A French government aircraft carrying 187 people fleeing the fighting arrived in Paris yesterday. Another 180 Belgians also flew out of Kinshasa. Some 350 Lebanese, most of them women and children, arrived at Beirut airport. About a hundred other foreigners flew to South Africa. An unknown number of foreign nationals crossed the Congo River by ferry to Brazzaville, capital of the neighbouring Congo Republic.

The government of President Laurent Kabila announced that it was securing bases in the east of the former Zaire to attack the rebel forces, apparently composed of ethnic Tutsis backed by the Tutsi-led state of Rwanda.

The President himself, however, has almost certainly joined the exodus from the capital. The latest reports said he was now in the southern city of Lubumbashi, a stronghold from his own days as a rebel leader before he overthrew President Mobutu Sese Seko in May last year.

Rebel leaders at a rally of 4,000 supporters in the eastern town of Bukavu at the weekend declared they were heading towards Kinshasa. "Kabila should quit power, or we will capture him alive." one of the rebel commanders was quoted as saying. The rebels said their forces were now only 95 miles east of Kinshasa.

Foreigners fleeing the capital dismissed government claims of repelling the rebels' advance. "Kabila's forces are very nervous," Arnold Roeder, a German, said at a South African air base at Pretoria. "It looks like the rebels have a great chance to take over Kinshasa. Kabila's forces look weak."

The rebel advance has created a climate of hysterical suspicion in Kinshasa, aggravated by newspaper and radio reports accusing France and the US of engaging in a sinister plot to destabilise the country and reimpose colonial rule in the former Belgian possession. Student demonstrators at the weekend waved anti-American placards and some vented their fury by attacking foreigners in the streets.

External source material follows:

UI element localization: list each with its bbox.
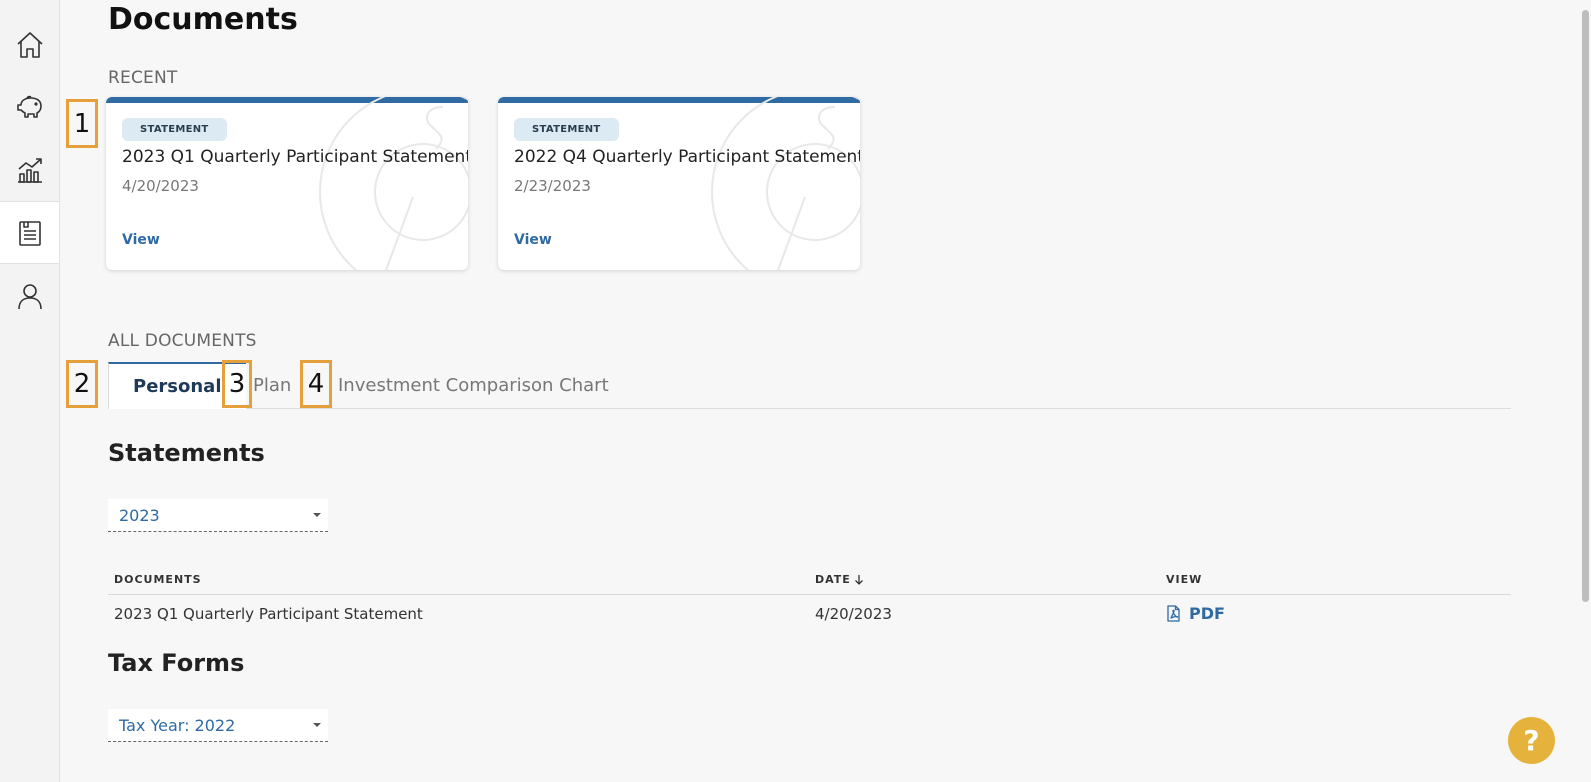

The uprising in the east of the Democratic Republic of Congo is linked to the genocide perpetrated against neighbouring Rwanda's Tutsi minority by the Hutus in 1994. The slaughter brought a Tutsi-led government to power in Rwanda, which has proved militantly determined to strike at its Hutu enemies both in and outside the country.

Mr Kabila was brought to power in Kinshasa with Tutsi support, from Rwanda and from Tutsis in the east of Congo. A year on he has grievously disappointed his former backers, partly through his failure to halt continuing Hutu incursions into Rwanda. Now the Tutsis seem determined - and able - to remove him.